In 1972, Anglo-America, using its international connections, arranged a secret meeting in Paris with lenders from Britain, Switzerland, West Germany, France and South Africa where it was agreed to lend RISCO US$63 million for the next phase of upgrades aimed at making the company the biggest iron and steel smelter in the southern hemisphere, at over one million tonnes of output per annum.
In this Paris meeting, it was agreed that repayment would be made in delivery of iron and steel to the lenders and the surplus would be bought for much needed foreign currency.
However, for risk management purposes, a clause in the agreement said if the UN discovered the deal (which was illegal at international law), then the Rhodesian government would have to pay for the partial implementation and buy up the shares of some of the lenders who feared the international backlash.
In less than two years, the information of the loan was leaked by Kenneth McIntosh and so Rhodesia assumed the debt and bought the shares of some of the players to control about 49 percent of RISCO by Zimbabwean independence.
ZISCO Is Born.
In 1980, Zimbabwe gained independence and the various improvements that had taken place between 1972 and independence had turned RISCO into the biggest iron and steel smelter in the southern hemisphere and this gem was now grudgingly handed over to Africans, to the disdain of the West.
The new black government took over RISCO and renamed it ZISCO.
Immediately, many white Rhodesian technicians left, including Austrian Kurt Kuhn, the CEO who had helped Rhodesia bust sanctions over the period of UN sanctions.

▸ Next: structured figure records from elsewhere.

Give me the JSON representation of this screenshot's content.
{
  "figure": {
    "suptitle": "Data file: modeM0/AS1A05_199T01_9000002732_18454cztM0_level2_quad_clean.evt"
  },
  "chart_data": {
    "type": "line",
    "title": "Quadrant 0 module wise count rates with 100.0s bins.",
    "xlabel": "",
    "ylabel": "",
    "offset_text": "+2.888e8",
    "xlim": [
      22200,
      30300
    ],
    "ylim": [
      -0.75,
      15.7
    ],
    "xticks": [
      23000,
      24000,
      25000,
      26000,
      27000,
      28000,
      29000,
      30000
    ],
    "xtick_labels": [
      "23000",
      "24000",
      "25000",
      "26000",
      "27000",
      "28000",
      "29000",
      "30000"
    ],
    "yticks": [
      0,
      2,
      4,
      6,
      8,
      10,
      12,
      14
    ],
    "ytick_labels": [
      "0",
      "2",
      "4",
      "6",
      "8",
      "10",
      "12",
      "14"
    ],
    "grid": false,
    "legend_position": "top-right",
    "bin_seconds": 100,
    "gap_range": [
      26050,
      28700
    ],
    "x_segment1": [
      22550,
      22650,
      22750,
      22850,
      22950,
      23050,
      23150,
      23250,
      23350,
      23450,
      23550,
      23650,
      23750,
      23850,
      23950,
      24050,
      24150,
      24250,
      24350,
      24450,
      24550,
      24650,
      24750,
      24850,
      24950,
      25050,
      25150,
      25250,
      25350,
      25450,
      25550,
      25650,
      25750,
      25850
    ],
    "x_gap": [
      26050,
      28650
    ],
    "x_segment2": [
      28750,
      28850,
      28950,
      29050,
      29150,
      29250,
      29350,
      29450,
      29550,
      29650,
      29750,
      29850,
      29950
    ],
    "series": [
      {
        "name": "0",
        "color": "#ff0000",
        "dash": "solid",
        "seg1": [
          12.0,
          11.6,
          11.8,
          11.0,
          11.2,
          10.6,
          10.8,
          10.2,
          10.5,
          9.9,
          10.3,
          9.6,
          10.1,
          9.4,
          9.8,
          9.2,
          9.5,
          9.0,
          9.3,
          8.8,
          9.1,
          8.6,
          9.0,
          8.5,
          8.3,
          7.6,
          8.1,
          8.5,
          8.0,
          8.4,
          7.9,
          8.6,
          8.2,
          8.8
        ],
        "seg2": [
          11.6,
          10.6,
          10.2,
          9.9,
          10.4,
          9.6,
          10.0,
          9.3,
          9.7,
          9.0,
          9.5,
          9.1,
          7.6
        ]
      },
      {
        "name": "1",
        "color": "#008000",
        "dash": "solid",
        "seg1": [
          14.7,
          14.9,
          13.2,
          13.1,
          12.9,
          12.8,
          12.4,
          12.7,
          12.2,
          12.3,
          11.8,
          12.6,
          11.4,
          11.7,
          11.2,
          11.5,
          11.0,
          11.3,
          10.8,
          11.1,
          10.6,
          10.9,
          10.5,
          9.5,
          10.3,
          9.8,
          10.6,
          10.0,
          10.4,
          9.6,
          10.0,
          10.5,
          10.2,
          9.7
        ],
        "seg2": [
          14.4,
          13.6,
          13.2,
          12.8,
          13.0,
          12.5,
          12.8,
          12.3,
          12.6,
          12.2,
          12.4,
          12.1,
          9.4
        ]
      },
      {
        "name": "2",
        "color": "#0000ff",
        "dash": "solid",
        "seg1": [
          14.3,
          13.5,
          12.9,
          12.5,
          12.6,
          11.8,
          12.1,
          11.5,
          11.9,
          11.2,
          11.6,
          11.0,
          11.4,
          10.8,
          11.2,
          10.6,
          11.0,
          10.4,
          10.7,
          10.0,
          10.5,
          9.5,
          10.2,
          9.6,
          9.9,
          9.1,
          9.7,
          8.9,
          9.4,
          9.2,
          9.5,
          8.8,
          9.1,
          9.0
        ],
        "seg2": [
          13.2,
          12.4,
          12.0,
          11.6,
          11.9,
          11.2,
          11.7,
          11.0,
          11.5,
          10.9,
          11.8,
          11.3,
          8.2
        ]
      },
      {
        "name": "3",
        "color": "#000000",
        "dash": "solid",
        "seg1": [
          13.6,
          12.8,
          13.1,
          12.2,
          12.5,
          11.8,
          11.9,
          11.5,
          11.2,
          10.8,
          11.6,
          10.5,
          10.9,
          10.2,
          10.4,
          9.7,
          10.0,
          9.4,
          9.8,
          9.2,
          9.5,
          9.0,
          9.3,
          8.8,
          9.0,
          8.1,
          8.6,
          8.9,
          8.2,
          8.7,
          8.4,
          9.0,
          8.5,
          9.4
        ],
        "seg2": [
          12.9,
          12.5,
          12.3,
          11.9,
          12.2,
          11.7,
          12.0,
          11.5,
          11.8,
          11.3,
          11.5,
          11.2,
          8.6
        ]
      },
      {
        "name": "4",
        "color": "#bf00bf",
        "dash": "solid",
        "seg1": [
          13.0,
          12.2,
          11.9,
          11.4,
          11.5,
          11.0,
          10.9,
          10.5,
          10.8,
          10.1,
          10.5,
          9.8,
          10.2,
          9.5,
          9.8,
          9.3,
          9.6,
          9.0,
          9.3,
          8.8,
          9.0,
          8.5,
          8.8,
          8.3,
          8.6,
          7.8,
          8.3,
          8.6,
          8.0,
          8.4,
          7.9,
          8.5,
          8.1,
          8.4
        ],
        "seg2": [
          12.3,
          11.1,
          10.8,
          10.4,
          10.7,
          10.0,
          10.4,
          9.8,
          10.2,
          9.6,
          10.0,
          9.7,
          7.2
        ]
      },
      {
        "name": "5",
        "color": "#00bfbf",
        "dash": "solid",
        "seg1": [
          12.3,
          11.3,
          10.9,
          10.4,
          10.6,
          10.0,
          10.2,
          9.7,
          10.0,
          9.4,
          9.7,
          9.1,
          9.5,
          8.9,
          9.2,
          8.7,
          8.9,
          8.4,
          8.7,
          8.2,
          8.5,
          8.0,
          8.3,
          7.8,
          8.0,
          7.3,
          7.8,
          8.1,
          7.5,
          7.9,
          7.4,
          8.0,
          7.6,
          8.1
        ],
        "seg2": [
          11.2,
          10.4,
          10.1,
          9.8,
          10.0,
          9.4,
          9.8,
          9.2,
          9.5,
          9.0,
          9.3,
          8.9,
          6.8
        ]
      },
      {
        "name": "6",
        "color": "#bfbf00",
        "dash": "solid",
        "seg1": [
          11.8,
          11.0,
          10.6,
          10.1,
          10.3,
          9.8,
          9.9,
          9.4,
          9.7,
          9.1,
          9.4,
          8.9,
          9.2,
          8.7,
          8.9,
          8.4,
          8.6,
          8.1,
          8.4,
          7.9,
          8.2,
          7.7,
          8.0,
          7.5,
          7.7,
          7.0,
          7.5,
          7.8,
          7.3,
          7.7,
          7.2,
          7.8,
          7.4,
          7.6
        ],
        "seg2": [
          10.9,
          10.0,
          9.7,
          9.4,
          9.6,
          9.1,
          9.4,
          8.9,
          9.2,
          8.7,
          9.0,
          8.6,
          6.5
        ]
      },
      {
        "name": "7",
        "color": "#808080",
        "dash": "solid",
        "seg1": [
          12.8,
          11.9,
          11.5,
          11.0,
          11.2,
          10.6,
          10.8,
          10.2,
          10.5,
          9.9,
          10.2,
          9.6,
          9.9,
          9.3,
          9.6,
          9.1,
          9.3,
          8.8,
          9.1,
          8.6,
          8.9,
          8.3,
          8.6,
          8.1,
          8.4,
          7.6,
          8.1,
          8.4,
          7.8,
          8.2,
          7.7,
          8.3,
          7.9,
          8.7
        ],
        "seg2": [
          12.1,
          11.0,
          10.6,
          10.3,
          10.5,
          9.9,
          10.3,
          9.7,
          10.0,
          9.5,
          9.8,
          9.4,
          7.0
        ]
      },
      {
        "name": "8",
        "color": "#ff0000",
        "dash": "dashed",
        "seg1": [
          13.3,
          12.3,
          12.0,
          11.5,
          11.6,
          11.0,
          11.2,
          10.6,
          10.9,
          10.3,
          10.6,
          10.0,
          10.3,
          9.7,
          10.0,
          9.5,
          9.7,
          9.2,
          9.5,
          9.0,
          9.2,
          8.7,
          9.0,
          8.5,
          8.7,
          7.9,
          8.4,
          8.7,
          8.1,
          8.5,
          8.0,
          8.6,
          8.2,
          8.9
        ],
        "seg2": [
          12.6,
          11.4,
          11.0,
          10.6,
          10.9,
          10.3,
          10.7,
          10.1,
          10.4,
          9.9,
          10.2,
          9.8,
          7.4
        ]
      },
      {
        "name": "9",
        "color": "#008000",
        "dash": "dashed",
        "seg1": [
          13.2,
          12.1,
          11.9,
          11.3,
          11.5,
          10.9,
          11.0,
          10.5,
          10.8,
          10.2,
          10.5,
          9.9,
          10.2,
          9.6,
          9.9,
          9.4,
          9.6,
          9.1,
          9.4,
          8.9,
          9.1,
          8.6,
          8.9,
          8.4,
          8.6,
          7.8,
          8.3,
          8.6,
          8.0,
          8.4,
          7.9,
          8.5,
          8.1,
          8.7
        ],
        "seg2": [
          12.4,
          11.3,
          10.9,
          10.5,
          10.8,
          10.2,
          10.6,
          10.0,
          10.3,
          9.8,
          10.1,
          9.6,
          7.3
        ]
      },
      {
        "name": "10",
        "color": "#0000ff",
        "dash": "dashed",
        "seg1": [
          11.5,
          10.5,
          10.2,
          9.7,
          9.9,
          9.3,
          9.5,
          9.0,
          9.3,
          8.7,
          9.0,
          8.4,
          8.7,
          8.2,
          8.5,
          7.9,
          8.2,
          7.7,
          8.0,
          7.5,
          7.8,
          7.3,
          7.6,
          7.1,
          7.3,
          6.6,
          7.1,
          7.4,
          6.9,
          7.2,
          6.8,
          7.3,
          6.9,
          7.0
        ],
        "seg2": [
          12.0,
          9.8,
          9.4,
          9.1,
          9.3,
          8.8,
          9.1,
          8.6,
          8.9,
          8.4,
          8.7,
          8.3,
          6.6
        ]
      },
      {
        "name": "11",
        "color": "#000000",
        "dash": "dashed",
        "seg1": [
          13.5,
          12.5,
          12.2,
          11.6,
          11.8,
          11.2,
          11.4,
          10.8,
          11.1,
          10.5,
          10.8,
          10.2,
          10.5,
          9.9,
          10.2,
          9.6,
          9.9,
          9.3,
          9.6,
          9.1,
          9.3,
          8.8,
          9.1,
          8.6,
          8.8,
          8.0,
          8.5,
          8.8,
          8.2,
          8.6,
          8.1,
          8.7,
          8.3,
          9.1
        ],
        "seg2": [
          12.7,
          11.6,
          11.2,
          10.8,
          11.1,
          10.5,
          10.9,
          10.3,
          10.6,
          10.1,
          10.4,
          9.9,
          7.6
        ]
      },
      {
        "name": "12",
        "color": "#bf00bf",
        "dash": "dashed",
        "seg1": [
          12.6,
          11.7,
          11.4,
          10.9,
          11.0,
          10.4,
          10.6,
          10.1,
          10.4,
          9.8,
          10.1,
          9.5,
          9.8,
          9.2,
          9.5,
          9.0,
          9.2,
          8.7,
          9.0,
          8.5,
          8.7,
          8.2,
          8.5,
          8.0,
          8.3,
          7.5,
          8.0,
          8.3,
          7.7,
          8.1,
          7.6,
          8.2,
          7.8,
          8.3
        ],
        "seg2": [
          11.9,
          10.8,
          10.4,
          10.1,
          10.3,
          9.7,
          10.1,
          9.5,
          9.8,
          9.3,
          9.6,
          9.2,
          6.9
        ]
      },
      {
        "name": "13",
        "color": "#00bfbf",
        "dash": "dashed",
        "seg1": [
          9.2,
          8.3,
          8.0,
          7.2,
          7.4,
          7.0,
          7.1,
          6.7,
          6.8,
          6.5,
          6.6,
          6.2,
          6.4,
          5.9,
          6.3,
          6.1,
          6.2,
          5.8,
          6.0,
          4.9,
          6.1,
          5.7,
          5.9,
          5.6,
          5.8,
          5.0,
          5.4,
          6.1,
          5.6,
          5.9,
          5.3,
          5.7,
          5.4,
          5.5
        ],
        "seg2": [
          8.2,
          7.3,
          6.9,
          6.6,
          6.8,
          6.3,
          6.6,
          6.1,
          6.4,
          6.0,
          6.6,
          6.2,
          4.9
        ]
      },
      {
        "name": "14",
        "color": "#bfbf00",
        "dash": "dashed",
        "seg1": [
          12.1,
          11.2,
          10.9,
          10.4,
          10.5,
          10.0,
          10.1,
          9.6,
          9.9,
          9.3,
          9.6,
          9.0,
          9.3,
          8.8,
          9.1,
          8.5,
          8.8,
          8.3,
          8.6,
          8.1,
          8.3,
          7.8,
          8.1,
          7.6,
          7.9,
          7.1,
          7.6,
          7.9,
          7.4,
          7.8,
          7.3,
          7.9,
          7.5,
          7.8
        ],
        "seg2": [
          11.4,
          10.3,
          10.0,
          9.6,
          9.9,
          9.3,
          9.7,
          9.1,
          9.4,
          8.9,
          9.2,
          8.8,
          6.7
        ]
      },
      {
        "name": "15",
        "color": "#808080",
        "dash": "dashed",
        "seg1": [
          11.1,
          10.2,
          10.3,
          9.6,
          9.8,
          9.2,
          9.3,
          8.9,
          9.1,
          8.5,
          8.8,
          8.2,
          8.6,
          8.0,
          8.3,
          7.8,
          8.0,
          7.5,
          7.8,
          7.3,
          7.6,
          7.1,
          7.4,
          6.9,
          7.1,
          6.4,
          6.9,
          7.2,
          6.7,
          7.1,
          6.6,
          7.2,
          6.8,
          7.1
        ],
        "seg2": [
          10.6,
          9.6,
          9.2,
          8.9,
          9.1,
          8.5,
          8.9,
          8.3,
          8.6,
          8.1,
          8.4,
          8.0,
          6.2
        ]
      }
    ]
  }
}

He moved back to the Austrian iron and steel parastatal Voest-Alpine, and in 1982, the Zimbabwean Government asked him to return to take over operations.
Kuhn came back with staff from Voest-Alpine to initiate a US$200 million upgrade of ZISCO that was also undertaken by Voest without any competitive bids.
Many critics of Kuhn say about US$50 million of the work could have been done locally by Zimbabwean companies, but all of it was given to the Austrian company which, in exchange, brought staff (recruited by Kuhn’s recruitment agency) to train and transfer skills to locals.
The new Government had strategically forgone local content manufacturing for the Austrians to train and transfer skills to the locals at hefty commissions for Kuhn and Voest.
At about this same time, the new Government took over a broke Rhodesian treasury, and almost all industrial sectors in the country had outdated machines and technology due to 12 years of sanctions, 17 years of high indebtedness, while many parts of the country were destroyed by 17 years of war and in need of reconstruction.
To begin the reconstruction project, the new Government went about trying to borrow money from the IMF and the Paris Club to reconstruct and develop a broke and war damaged economy left behind with a huge debt of $700 million ($2,7 billion today) by the Rhodesian government.
The IMF and World Bank, in 1980, declined to give Zimbabwe loans to retool most parastatals, including the likes of Feruka Refinery, which was in need of about $2 billion to upgrade.
Instead, they advised the Government that it was more cost effective to import fuel and other industrialised products, while focusing on resource extraction and export.